The USDA signalled that the recent recovery in prices was justified this time too.
“Market returns are needed to provide incentives for producers to catch up with demand,” the department said.
On a stocks-to-use basis – which in comparing inventories with consumption gives a more comparable measure of the availability of supplies, and is a key measure of price potential – inventories will end 2016-17 at 18.9%, tighter than in 2010-11, and the third lowest figure on records going back to 1959.
In fact, output in Brazil, the top producing country, will rise by 2.42m tonnes to a four-year high of 37.1m tonnes in 2016-17, on an April-to-March basis, “on favourable weather and a lower percentage of sugar cane being converted to ethanol”.
Mills, which can process cane into either ethanol or sugar, will convert 57% of crop into biofuel, compared with 59% last season.
However, output in second-ranked India will drop by 2.2m tonnes to a seven-year low of 25.5m tonnes, falling well behind consumption, hurt by poor weather.
“Drought conditions encouraged farmers to keep existing cane in production longer rather than planting new cane,” the USDA said.
“With higher consumption and lower production, stocks are expected to be down 18%.”
Cane vs bananas
Meanwhile, output in China will hit a 16-year low of 8.23m tonnes, dented by the knock-on effects of government subsidy reforms.
“Over the last couple of years, higher land and labour costs and the cancellation of minimum purchase prices in Yunnan, Guangdong, and Hainan provinces have resulted in growers switching to other crops such as tobacco and bananas,” the USDA said.
This will help lift China’s sugar imports by 1.2m tonnes year on year to a record 7.9m tonnes in 2016-17, on an October-to-September basis.
While this is well above the 1.95m tonnes China allows in under tariff-free quota, elevated domestic prices “make imported sugar price competitive even with an out-of-quota tariff rate of 50%”, the USDA’s Beijing bureau said in a report published earlier this week.

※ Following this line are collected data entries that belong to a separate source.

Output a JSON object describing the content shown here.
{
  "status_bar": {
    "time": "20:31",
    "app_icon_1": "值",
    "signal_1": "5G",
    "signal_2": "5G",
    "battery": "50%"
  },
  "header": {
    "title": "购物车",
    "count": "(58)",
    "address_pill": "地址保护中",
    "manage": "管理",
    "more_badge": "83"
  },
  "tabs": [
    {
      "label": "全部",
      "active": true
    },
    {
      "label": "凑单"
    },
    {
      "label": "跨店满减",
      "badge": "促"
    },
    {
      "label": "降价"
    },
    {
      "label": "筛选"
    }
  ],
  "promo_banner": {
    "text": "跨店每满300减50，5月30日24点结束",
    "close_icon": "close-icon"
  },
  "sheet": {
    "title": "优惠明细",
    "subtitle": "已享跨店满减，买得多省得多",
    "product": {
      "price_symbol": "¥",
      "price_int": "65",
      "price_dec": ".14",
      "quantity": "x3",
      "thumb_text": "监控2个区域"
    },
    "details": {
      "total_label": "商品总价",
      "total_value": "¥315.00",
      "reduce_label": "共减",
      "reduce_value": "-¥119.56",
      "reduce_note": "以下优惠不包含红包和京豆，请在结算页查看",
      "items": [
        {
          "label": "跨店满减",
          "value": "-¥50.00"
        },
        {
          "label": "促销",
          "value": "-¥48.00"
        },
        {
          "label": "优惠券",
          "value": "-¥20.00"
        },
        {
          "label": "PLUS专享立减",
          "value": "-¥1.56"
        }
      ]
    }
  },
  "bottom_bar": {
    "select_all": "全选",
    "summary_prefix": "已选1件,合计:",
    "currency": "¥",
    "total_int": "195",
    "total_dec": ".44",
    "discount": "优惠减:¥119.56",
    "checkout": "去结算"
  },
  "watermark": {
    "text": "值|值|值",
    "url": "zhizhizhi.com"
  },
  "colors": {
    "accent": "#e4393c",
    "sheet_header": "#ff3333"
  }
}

And some 1.5m-2.0m tonnes of sugar – believed produced in India and Thailand, and transported via Myanmar or Vietnam – -is estimated to have been brought into China by smugglers, avoiding the duty.
“China shares an extensive jungle border with Myanmar and Vietnam, which makes it difficult to stop smuggling,” the bureau said.
‘Historically low levels’
While the USDA forecast world sugar output rising by 4.4m tonnes to 169.3m tonnes in 2016-17, that would still be well below the average 173.7m tonnes recorded over the previous five years.
It would also fall short of consumption, pegged at a record 173.6m tonnes.
“The rising pace of global consumption has been sustained by drawing down stock levels in recent years.
“Consequently, stocks are approaching what appear to be historically low levels.”
The data follow forecasts from the consultancies such as Green Pool and Platts Kingsman of a further sugar output shortfall in 2016-17, although caution should be maintained in making direct comparisons between analysts given that many use different marketing years.
The USDA’s data are based on an amalgam of local marketing years.